One way to produce hydrogen is via water electrolysis—the decomposition of water into hydrogen and oxygen through electricity.
Hydrogen technologies demonstrate that they are an integral part in the great energy transformation of the 21st century and have great potential to be an important cornerstone of the future energy system. Now, the evolution of the regulatory environment is crucial for developing the niche market and to make this silent revolution louder in the near future.
Designing the first EU-wide Green Hydrogen Guarantee of Origin for a new hydrogen market
Hydrogen is a key vector to reach climate change targets as it enables massive decarbonization in industry and transport when it is produced from renewables or low carbon energy sources. Global demand for hydrogen is foreseen to reach 50 million tons by 2025 and there is a potential that 50-60% of all hydrogen originates from renewable or low-carbon energy sources by 2030. A reliable scheme that tracks and certifies the origin of the produced hydrogen is essential to create a market for Green and Low-carbon hydrogen, as it is and has been for renewable electricity.
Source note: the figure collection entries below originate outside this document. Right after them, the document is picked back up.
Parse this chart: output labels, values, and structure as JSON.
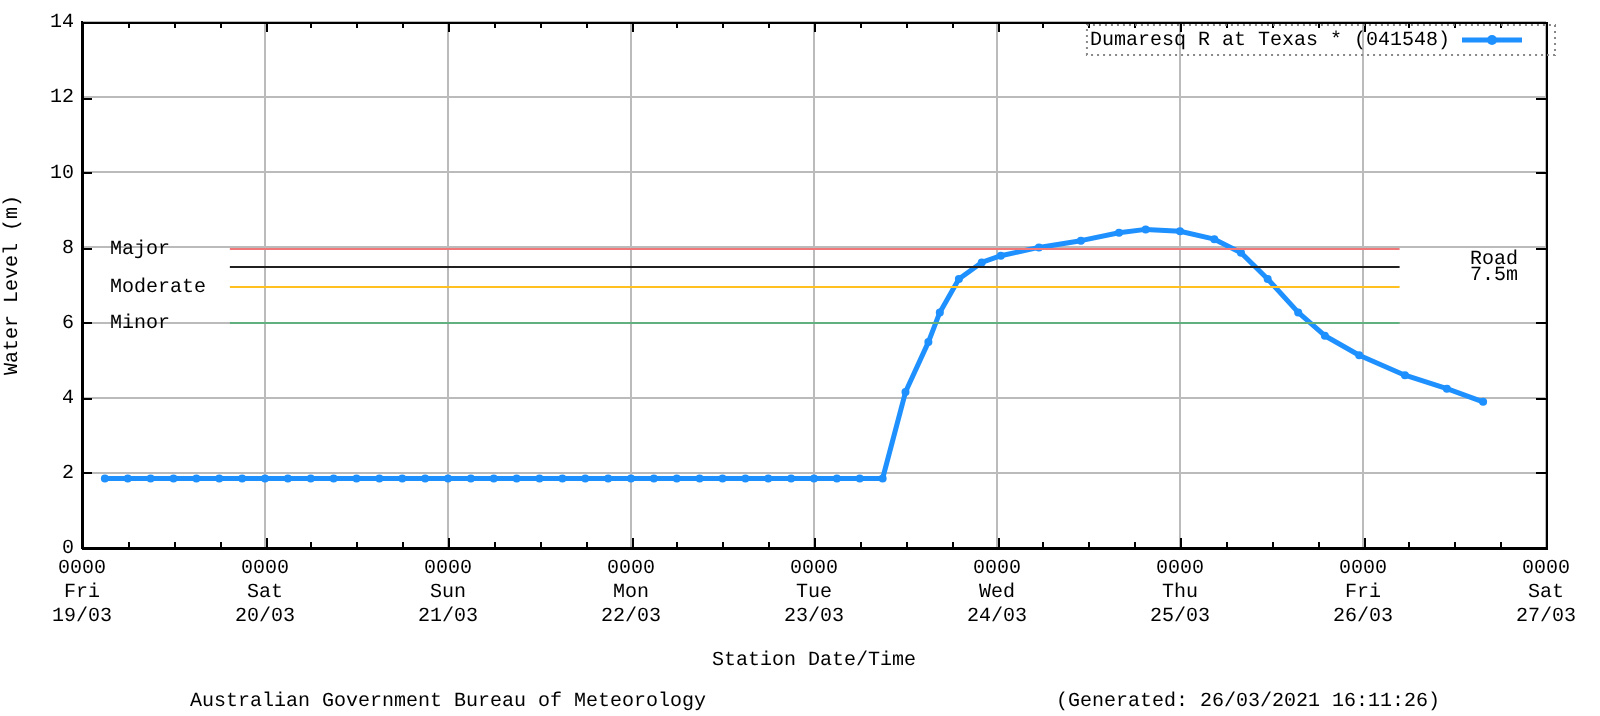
{
  "chart_data": {
    "type": "line",
    "xlabel": "Station Date/Time",
    "ylabel": "Water Level (m)",
    "ylim": [
      0,
      14
    ],
    "yticks": [
      0,
      2,
      4,
      6,
      8,
      10,
      12,
      14
    ],
    "xlim": [
      "2021-03-19T00:00",
      "2021-03-27T00:00"
    ],
    "xticks": [
      {
        "value": "2021-03-19T00:00",
        "label": "0000\nFri\n19/03"
      },
      {
        "value": "2021-03-19T06:00",
        "label": null
      },
      {
        "value": "2021-03-19T12:00",
        "label": null
      },
      {
        "value": "2021-03-19T18:00",
        "label": null
      },
      {
        "value": "2021-03-20T00:00",
        "label": "0000\nSat\n20/03"
      },
      {
        "value": "2021-03-20T06:00",
        "label": null
      },
      {
        "value": "2021-03-20T12:00",
        "label": null
      },
      {
        "value": "2021-03-20T18:00",
        "label": null
      },
      {
        "value": "2021-03-21T00:00",
        "label": "0000\nSun\n21/03"
      },
      {
        "value": "2021-03-21T06:00",
        "label": null
      },
      {
        "value": "2021-03-21T12:00",
        "label": null
      },
      {
        "value": "2021-03-21T18:00",
        "label": null
      },
      {
        "value": "2021-03-22T00:00",
        "label": "0000\nMon\n22/03"
      },
      {
        "value": "2021-03-22T06:00",
        "label": null
      },
      {
        "value": "2021-03-22T12:00",
        "label": null
      },
      {
        "value": "2021-03-22T18:00",
        "label": null
      },
      {
        "value": "2021-03-23T00:00",
        "label": "0000\nTue\n23/03"
      },
      {
        "value": "2021-03-23T06:00",
        "label": null
      },
      {
        "value": "2021-03-23T12:00",
        "label": null
      },
      {
        "value": "2021-03-23T18:00",
        "label": null
      },
      {
        "value": "2021-03-24T00:00",
        "label": "0000\nWed\n24/03"
      },
      {
        "value": "2021-03-24T06:00",
        "label": null
      },
      {
        "value": "2021-03-24T12:00",
        "label": null
      },
      {
        "value": "2021-03-24T18:00",
        "label": null
      },
      {
        "value": "2021-03-25T00:00",
        "label": "0000\nThu\n25/03"
      },
      {
        "value": "2021-03-25T06:00",
        "label": null
      },
      {
        "value": "2021-03-25T12:00",
        "label": null
      },
      {
        "value": "2021-03-25T18:00",
        "label": null
      },
      {
        "value": "2021-03-26T00:00",
        "label": "0000\nFri\n26/03"
      },
      {
        "value": "2021-03-26T06:00",
        "label": null
      },
      {
        "value": "2021-03-26T12:00",
        "label": null
      },
      {
        "value": "2021-03-26T18:00",
        "label": null
      },
      {
        "value": "2021-03-27T00:00",
        "label": "0000\nSat\n27/03"
      }
    ],
    "grid": true,
    "legend": "top right",
    "marker": "circle",
    "line_style": "solid",
    "ref_lines": [
      {
        "axis": "y",
        "value": 8,
        "label": "Major",
        "color": "#f07878"
      },
      {
        "axis": "y",
        "value": 7.5,
        "label": "Road\n7.5m",
        "color": "#202020"
      },
      {
        "axis": "y",
        "value": 7,
        "label": "Moderate",
        "color": "#ffc020"
      },
      {
        "axis": "y",
        "value": 6,
        "label": "Minor",
        "color": "#60b080"
      }
    ],
    "series": [
      {
        "name": "Dumaresq R at Texas * (041548)",
        "color": "#1e90ff",
        "x": [
          "2021-03-19T03:00",
          "2021-03-19T06:00",
          "2021-03-19T09:00",
          "2021-03-19T12:00",
          "2021-03-19T15:00",
          "2021-03-19T18:00",
          "2021-03-19T21:00",
          "2021-03-20T00:00",
          "2021-03-20T03:00",
          "2021-03-20T06:00",
          "2021-03-20T09:00",
          "2021-03-20T12:00",
          "2021-03-20T15:00",
          "2021-03-20T18:00",
          "2021-03-20T21:00",
          "2021-03-21T00:00",
          "2021-03-21T03:00",
          "2021-03-21T06:00",
          "2021-03-21T09:00",
          "2021-03-21T12:00",
          "2021-03-21T15:00",
          "2021-03-21T18:00",
          "2021-03-21T21:00",
          "2021-03-22T00:00",
          "2021-03-22T03:00",
          "2021-03-22T06:00",
          "2021-03-22T09:00",
          "2021-03-22T12:00",
          "2021-03-22T15:00",
          "2021-03-22T18:00",
          "2021-03-22T21:00",
          "2021-03-23T00:00",
          "2021-03-23T03:00",
          "2021-03-23T06:00",
          "2021-03-23T09:00",
          "2021-03-23T12:00",
          "2021-03-23T15:00",
          "2021-03-23T16:30",
          "2021-03-23T19:00",
          "2021-03-23T22:00",
          "2021-03-24T00:30",
          "2021-03-24T05:30",
          "2021-03-24T11:00",
          "2021-03-24T16:00",
          "2021-03-24T19:30",
          "2021-03-25T00:00",
          "2021-03-25T04:30",
          "2021-03-25T08:00",
          "2021-03-25T11:30",
          "2021-03-25T15:30",
          "2021-03-25T19:00",
          "2021-03-25T23:30",
          "2021-03-26T05:30",
          "2021-03-26T11:00",
          "2021-03-26T15:45"
        ],
        "values": [
          1.85,
          1.85,
          1.85,
          1.85,
          1.85,
          1.85,
          1.85,
          1.85,
          1.85,
          1.85,
          1.85,
          1.85,
          1.85,
          1.85,
          1.85,
          1.85,
          1.85,
          1.85,
          1.85,
          1.85,
          1.85,
          1.85,
          1.85,
          1.85,
          1.85,
          1.85,
          1.85,
          1.85,
          1.85,
          1.85,
          1.85,
          1.85,
          1.85,
          1.85,
          1.85,
          4.15,
          5.48,
          6.27,
          7.16,
          7.6,
          7.78,
          8.0,
          8.18,
          8.39,
          8.48,
          8.43,
          8.22,
          7.86,
          7.16,
          6.27,
          5.65,
          5.13,
          4.6,
          4.24,
          3.89
        ]
      }
    ],
    "annotations": [
      "Australian Government Bureau of Meteorology",
      "(Generated: 26/03/2021 16:11:26)"
    ]
  }
}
CertifHy is developing the first EU-wide Guarantee of Origin (GO) scheme for Green and Low-carbon hydrogen. Led by Hinicio and in cooperation with Grexel, LBST, TNO and TÜV SÜD, the initiative is financed by FCH JU, the European public-private partnership for hydrogen and fuel cell technologies and is supported by the European Commission. CertifHy will provide information about the source of the hydrogen with certificates being traded through an electronic registry separate from the physical flow. This allows EU-wide transferability and consumption of Green and Low carbon hydrogen and for profitable business cases to develop. A GO scheme offers transparency, empowers consumers and creates market pull for Green and Low-carbon hydrogen.
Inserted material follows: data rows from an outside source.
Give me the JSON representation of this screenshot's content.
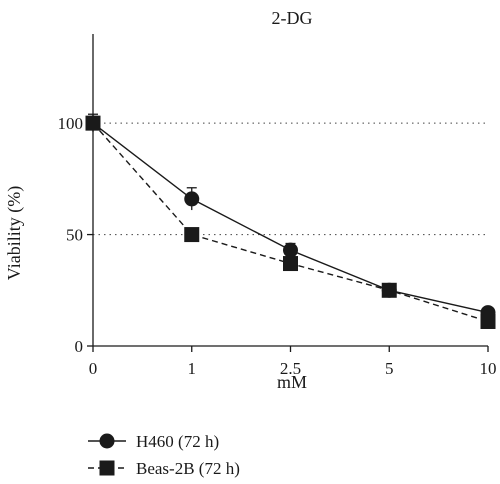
{
  "chart_data": {
    "type": "line",
    "title": "2-DG",
    "xlabel": "mM",
    "ylabel": "Viability (%)",
    "categories": [
      "0",
      "1",
      "2.5",
      "5",
      "10"
    ],
    "yticks": [
      "0",
      "50",
      "100"
    ],
    "ylim": [
      0,
      140
    ],
    "grid": "dotted horizontal at 50 and 100",
    "legend_position": "bottom-left",
    "series": [
      {
        "name": "H460 (72 h)",
        "marker": "circle",
        "line_style": "solid",
        "values": [
          100,
          66,
          43,
          25,
          15
        ],
        "error": [
          4,
          5,
          3,
          2,
          2
        ]
      },
      {
        "name": "Beas-2B (72 h)",
        "marker": "square",
        "line_style": "dashed",
        "values": [
          100,
          50,
          37,
          25,
          11
        ],
        "error": [
          3,
          2,
          2,
          2,
          2
        ]
      }
    ]
  }
}
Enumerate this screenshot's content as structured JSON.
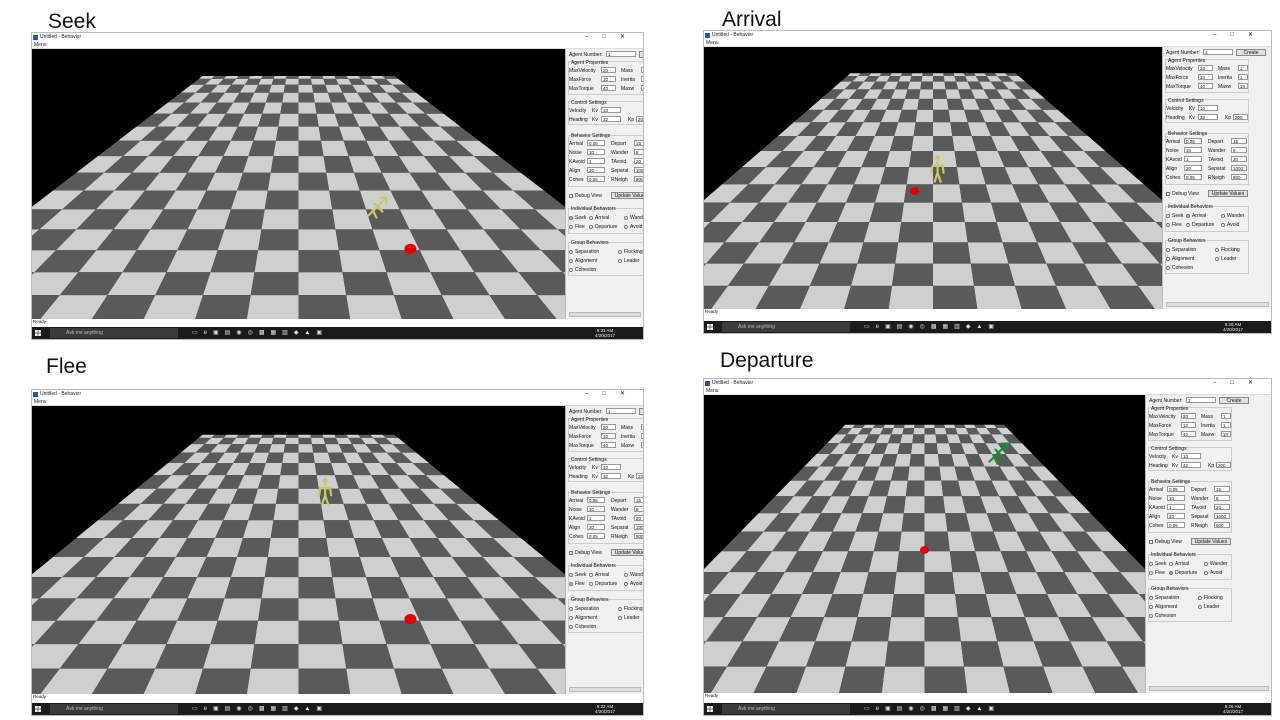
{
  "captions": {
    "seek": "Seek",
    "arrival": "Arrival",
    "flee": "Flee",
    "departure": "Departure"
  },
  "window": {
    "title": "Untitled - Behavior",
    "menu": "Menu",
    "status": "Ready"
  },
  "panel": {
    "agent_number_label": "Agent Number:",
    "agent_number_value": "1",
    "create_label": "Create",
    "agent_properties_title": "Agent Properties",
    "max_velocity_label": "MaxVelocity",
    "max_velocity_value": "20",
    "mass_label": "Mass",
    "mass_value": "1",
    "max_force_label": "MaxForce",
    "max_force_value": "10",
    "inertia_label": "Inertia",
    "inertia_value": "1",
    "max_torque_label": "MaxTorque",
    "max_torque_value": "40",
    "max_angular_label": "Maxw",
    "max_angular_value": "10",
    "control_settings_title": "Control Settings",
    "velocity_label": "Velocity",
    "kv_label": "Kv",
    "velocity_kv_value": "10",
    "heading_label": "Heading",
    "heading_kv_value": "32",
    "kp_label": "Kp",
    "heading_kp_value": "200",
    "behavior_settings_title": "Behavior Settings",
    "arrival_label": "Arrival",
    "arrival_value": "0.05",
    "depart_label": "Depart",
    "depart_value": "15",
    "noise_label": "Noise",
    "noise_value": "10",
    "wander_label": "Wander",
    "wander_value": "8",
    "kavoid_label": "KAvoid",
    "kavoid_value": "1",
    "tavoid_label": "TAvoid",
    "tavoid_value": "20",
    "align_label": "Align",
    "align_value": "20",
    "separat_label": "Separat",
    "separat_value": "1000",
    "cohes_label": "Cohes",
    "cohes_value": "0.05",
    "rneigh_label": "RNeigh",
    "rneigh_value": "800",
    "debug_view_label": "Debug View",
    "update_values_label": "Update Values",
    "individual_behaviors_title": "Individual Behaviors",
    "seek_label": "Seek",
    "arrival_radio_label": "Arrival",
    "wander_radio_label": "Wander",
    "flee_label": "Flee",
    "departure_label": "Departure",
    "avoid_label": "Avoid",
    "group_behaviors_title": "Group Behaviors",
    "separation_label": "Separation",
    "flocking_label": "Flocking",
    "alignment_label": "Alignment",
    "leader_label": "Leader",
    "cohesion_label": "Cohesion"
  },
  "taskbar": {
    "search_placeholder": "Ask me anything",
    "seek_time": "9:31 AM",
    "seek_date": "4/20/2017",
    "arrival_time": "9:28 AM",
    "arrival_date": "4/20/2017",
    "flee_time": "9:32 AM",
    "flee_date": "4/20/2017",
    "departure_time": "9:26 AM",
    "departure_date": "4/20/2017"
  },
  "selected_behavior": {
    "seek": "Seek",
    "arrival": "Arrival",
    "flee": "Flee",
    "departure": "Departure"
  },
  "colors": {
    "target": "#e00000",
    "agent_yellow": "#c8c86a",
    "agent_green": "#1d8a3a",
    "tile_dark": "#5a5a5a",
    "tile_light": "#cfcfcf"
  }
}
From concept to implementation
Based on the definitions of Green and Low-carbon hydrogen and a solid framework built during the first phase of the project, CertifHy is implementing the GO scheme currently. This includes defining the scheme’s governance, as well as its processes and procedures over the entire GO life cycle: from auditing the hydrogen production plants, certification of hydrogen production batches, through the issuing and trading, all the way up to the sale of GOs.
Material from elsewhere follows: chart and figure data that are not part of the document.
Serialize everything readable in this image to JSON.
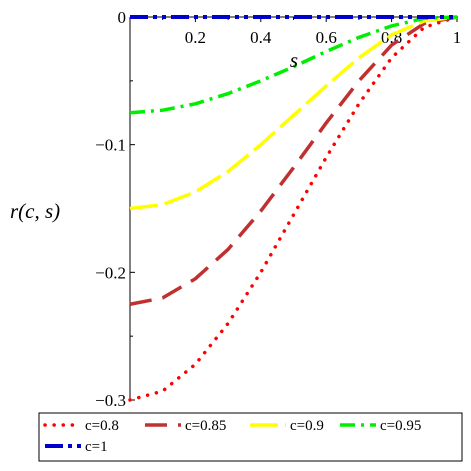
{
  "chart_data": {
    "type": "line",
    "title": "",
    "xlabel": "s",
    "ylabel": "r(c, s)",
    "xlim": [
      0,
      1
    ],
    "ylim": [
      -0.3,
      0
    ],
    "x_ticks": [
      {
        "value": 0.2,
        "label": "0.2"
      },
      {
        "value": 0.4,
        "label": "0.4"
      },
      {
        "value": 0.6,
        "label": "0.6"
      },
      {
        "value": 0.8,
        "label": "0.8"
      },
      {
        "value": 1.0,
        "label": "1"
      }
    ],
    "y_ticks": [
      {
        "value": 0,
        "label": "0"
      },
      {
        "value": -0.1,
        "label": "−0.1"
      },
      {
        "value": -0.2,
        "label": "−0.2"
      },
      {
        "value": -0.3,
        "label": "−0.3"
      }
    ],
    "grid": false,
    "legend_position": "bottom",
    "series": [
      {
        "name": "c=0.8",
        "color": "#ff0000",
        "dash": "dot",
        "x": [
          0,
          0.1,
          0.2,
          0.3,
          0.4,
          0.5,
          0.6,
          0.7,
          0.8,
          0.9,
          1.0
        ],
        "y": [
          -0.3,
          -0.293,
          -0.272,
          -0.24,
          -0.2,
          -0.155,
          -0.11,
          -0.068,
          -0.032,
          -0.008,
          0
        ]
      },
      {
        "name": "c=0.85",
        "color": "#c03030",
        "dash": "longdash",
        "x": [
          0,
          0.1,
          0.2,
          0.3,
          0.4,
          0.5,
          0.6,
          0.7,
          0.8,
          0.9,
          1.0
        ],
        "y": [
          -0.225,
          -0.22,
          -0.205,
          -0.182,
          -0.152,
          -0.118,
          -0.083,
          -0.05,
          -0.022,
          -0.005,
          0
        ]
      },
      {
        "name": "c=0.9",
        "color": "#ffff00",
        "dash": "dash",
        "x": [
          0,
          0.1,
          0.2,
          0.3,
          0.4,
          0.5,
          0.6,
          0.7,
          0.8,
          0.9,
          1.0
        ],
        "y": [
          -0.15,
          -0.147,
          -0.137,
          -0.121,
          -0.1,
          -0.077,
          -0.054,
          -0.032,
          -0.014,
          -0.003,
          0
        ]
      },
      {
        "name": "c=0.95",
        "color": "#00ee00",
        "dash": "dashdot",
        "x": [
          0,
          0.1,
          0.2,
          0.3,
          0.4,
          0.5,
          0.6,
          0.7,
          0.8,
          0.9,
          1.0
        ],
        "y": [
          -0.075,
          -0.073,
          -0.068,
          -0.06,
          -0.05,
          -0.039,
          -0.027,
          -0.016,
          -0.007,
          -0.001,
          0
        ]
      },
      {
        "name": "c=1",
        "color": "#0000cc",
        "dash": "dashdotdot",
        "x": [
          0,
          0.2,
          0.4,
          0.6,
          0.8,
          1.0
        ],
        "y": [
          0,
          0,
          0,
          0,
          0,
          0
        ]
      }
    ]
  }
}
Four pilot projects showcase different hydrogen production pathways and are testing CertifHy at their respective hydrogen production plants located throughout Europe. The industrial gas company Air Liquide demonstrates a hydrogen production plant using steam methane reforming with CCS/CCU unit in France. The chemical companies Air Products and Akzo Nobel present hydrogen production using a chlor-alkali process in the Netherlands. As a retailer Colruyt demonstrates on-site hydrogen production for its fleet in Belgium and the German energy storage company Uniper shows hydrogen production from water electrolysis. Their production batches are audited during this pilot and the corresponding GOs will be up for trade in the second half of the project.
CertifHy’s stakeholder platform (including four working groups) is a forum of discussion about how to structure the system and manage the pilot stage. It brings together 130+ European organizations across the whole supply chain contributing to shaping the GO scheme. “Whereas the first phase of CertifHy built a solid foundation with 14 companies and already more than 500 followers; I am greatly satisfied we are now rolling out the system with more than 800 stakeholders and creating a European harmonized system,” states CertifHy’s project coordinator Wouter Vanhoudt during CertifHy’s stakeholder platform’s first plenary session in November 2017.
By early 2019, CertifHy is creating the path forward for a concrete and actionable GO scheme. A reliable and efficient GO scheme will contribute to decarbonizing energy and transport, enhancing renewable energy use and moving ahead to a new energy market.